It's Frightening All Around.' Former Intelligence Officials Warn Trump's Debt Is a National Security Threat (2020)
time.com
... One of the fastest ways to be denied a security clearance, current and former intelligence officials will tell you, is to carry a load of debt. And then there's President Donald Trump.
New revelations in a New York Times report show Trump allegedly has $421 million of debt coming due over the next four years. An audit fight with the IRS could cost him another $100 million. At the same time, he reportedly paid taxes to foreign nations far larger than the $750 he paid in the United States the year he won the presidency and his first year in office.
For a sitting president, with the power to impose fear or favor across the country and around the world, not to mention access to the nation's most closely held secrets, such financial exposure is more than embarrassing, former intelligence officials and ethics lawyers say: it makes Trump a national security threat.
"For a person with access to U.S. classified information to be in massive financial debt is a counterintelligence risk because the debt-holder tends to have leverage over the person, and the leverage may be used to encourage actions, such as disclosure of information or influencing policy, that compromise U.S. national security," says David Kris, former head of the Justice Department's National Security Division and founder of Culper Partners consulting firm.

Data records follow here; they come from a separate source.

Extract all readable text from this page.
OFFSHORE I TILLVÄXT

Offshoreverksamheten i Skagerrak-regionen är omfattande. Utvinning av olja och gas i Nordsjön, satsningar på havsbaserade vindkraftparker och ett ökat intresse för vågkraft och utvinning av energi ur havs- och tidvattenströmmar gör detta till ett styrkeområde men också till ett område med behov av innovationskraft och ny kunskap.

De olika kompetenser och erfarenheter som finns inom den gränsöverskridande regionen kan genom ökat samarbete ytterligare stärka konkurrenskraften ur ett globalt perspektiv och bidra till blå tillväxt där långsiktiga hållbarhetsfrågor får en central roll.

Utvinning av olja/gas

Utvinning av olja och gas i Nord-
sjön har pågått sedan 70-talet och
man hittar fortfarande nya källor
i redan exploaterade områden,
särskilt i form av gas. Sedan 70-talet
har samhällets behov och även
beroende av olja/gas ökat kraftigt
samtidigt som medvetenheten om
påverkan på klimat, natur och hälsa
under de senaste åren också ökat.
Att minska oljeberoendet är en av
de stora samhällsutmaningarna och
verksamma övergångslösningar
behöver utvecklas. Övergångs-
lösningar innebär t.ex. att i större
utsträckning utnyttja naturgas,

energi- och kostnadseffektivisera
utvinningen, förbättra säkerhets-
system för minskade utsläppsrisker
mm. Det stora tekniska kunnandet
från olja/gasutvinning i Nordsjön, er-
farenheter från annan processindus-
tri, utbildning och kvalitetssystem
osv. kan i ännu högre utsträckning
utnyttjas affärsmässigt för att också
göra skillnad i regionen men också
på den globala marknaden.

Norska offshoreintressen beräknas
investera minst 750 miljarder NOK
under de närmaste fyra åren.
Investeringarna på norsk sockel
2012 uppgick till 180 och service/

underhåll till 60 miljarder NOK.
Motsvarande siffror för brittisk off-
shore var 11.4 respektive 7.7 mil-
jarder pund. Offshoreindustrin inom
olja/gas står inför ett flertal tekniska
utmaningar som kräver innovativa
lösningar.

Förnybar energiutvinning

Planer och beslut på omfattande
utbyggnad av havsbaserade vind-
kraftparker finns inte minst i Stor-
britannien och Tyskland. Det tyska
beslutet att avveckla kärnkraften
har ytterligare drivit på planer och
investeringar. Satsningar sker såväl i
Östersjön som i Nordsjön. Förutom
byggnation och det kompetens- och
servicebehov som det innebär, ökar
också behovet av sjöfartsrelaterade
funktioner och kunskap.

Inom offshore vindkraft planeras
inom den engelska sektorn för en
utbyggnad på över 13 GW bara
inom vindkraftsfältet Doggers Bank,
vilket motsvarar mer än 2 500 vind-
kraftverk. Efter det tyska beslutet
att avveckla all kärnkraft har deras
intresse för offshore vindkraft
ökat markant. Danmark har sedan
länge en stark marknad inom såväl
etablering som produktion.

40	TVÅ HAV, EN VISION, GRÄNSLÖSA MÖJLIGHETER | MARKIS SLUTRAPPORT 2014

If the due dates reported by the Times are accurate, "a second term for President Trump would result in increased vulnerability -- and thus, potentially, risk," says Robert Cardillo, former deputy director of the Defense Intelligence Agency and ex-director of National Geospatial-Intelligence Agency. This would look less like traditional foreign influence, and more like "personal financial pressure [that] could adversely affect U.S. national security decisions," he says.
Adds former Director of Intelligence James Clapper, "That has always been the suspicion about Trump -- that the Russians were bankrolling him. If he were a normal' employee, that would certainly be a counter-intelligence vulnerability. It's frightening all around." ...
And then there are those empty classified document folders that were found at Mar-A-Lago. What happened to the contents of those folders?